With the world on lockdown, we’re been cast into a situation where remote working is more of a necessity than a choice for many of us. But has the coronavirus pandemic actually shone a light on the potential of remote working?
Whilst it was always traditionally seen as a fringe benefit or a career path enjoyed only by freelancers, working from home is now becoming mainstream by default and the benefits are obvious. Not only does it cut down on time commuting to and from work but it offers greater flexibility for staff and could potentially lead to a future where the traditional office isn’t even required.
So, once the pandemic has settled, a vaccine for COVID-19 has been found and the world returns to normal, are more people going to be working from home than ever before or is this little more than a brief anomaly?
Life in lockdown
The first question that is often asked when companies are surveying the positives and negatives of remote work is whether or not those people working from home have been happier than those working in the office. Given the circumstances, that question simply doesn’t make sense because the concepts of work-life balance and mental wellbeing have been thrown into the blender in recent months. However, if we’re to really examine how the world is going to look months and years from now then we need to take coronavirus out of the equation.
Work changed forever
In some ways, the pandemic couldn’t have happened at a more opportune time. With the power and flexibility of video conferencing platforms like Zoom and Microsoft Teams, many employees have discovered that it’s surprisingly easy to replicate that workplace environment from home. Of course, not everyone can work from home (this is particularly true of manual workers) but anyone whose job requires little more than the internet and access to a computer could potentially become a full-time remote worker.
A period of adaptation
What will be required is a period where businesses slowly adapt to the idea of allowing employees to work remotely. This can mean starting slowly as trust between employee and employer continues to flourish. Perhaps start by allowing some workers to spend one or two days at home and measure productivity. Only by experimentation will you reach a definitive conclusion because there are so many variables at play.

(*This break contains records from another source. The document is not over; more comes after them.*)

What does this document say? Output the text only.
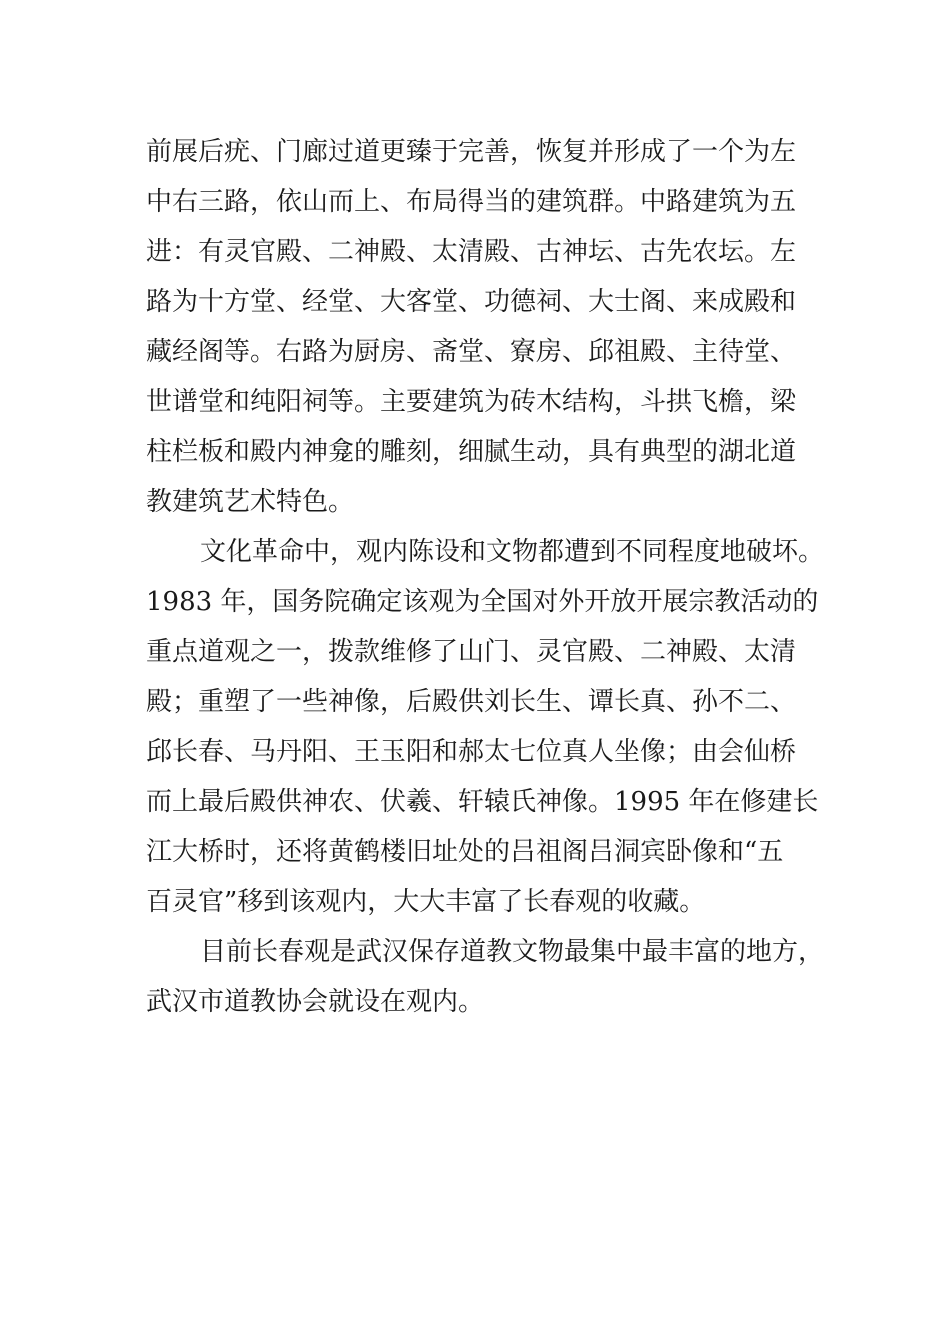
前展后疣、门廊过道更臻于完善，恢复并形成了一个为左
中右三路，依山而上、布局得当的建筑群。中路建筑为五
进：有灵官殿、二神殿、太清殿、古神坛、古先农坛。左
路为十方堂、经堂、大客堂、功德祠、大士阁、来成殿和
藏经阁等。右路为厨房、斋堂、寮房、邱祖殿、主待堂、
世谱堂和纯阳祠等。主要建筑为砖木结构，斗拱飞檐，梁
柱栏板和殿内神龛的雕刻，细腻生动，具有典型的湖北道
教建筑艺术特色。
文化革命中，观内陈设和文物都遭到不同程度地破坏。
1983 年，国务院确定该观为全国对外开放开展宗教活动的
重点道观之一，拨款维修了山门、灵官殿、二神殿、太清
殿；重塑了一些神像，后殿供刘长生、谭长真、孙不二、
邱长春、马丹阳、王玉阳和郝太七位真人坐像；由会仙桥
而上最后殿供神农、伏羲、轩辕氏神像。1995 年在修建长
江大桥时，还将黄鹤楼旧址处的吕祖阁吕洞宾卧像和“五
百灵官”移到该观内，大大丰富了长春观的收藏。
目前长春观是武汉保存道教文物最集中最丰富的地方，
武汉市道教协会就设在观内。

According to one survey, 37% of employees would happily take a 10% pay cut if they were allowed to work from home and it’s easy to see why: Not only would they save a small fortune in commuter costs but that extra hour in bed and time spent with friends and family could seem priceless to many. So, whether you’re travelling to Rye or travelling to the centre of London on your daily commute, maybe in the near future, you’ll be travelling to your kitchen or your lounge?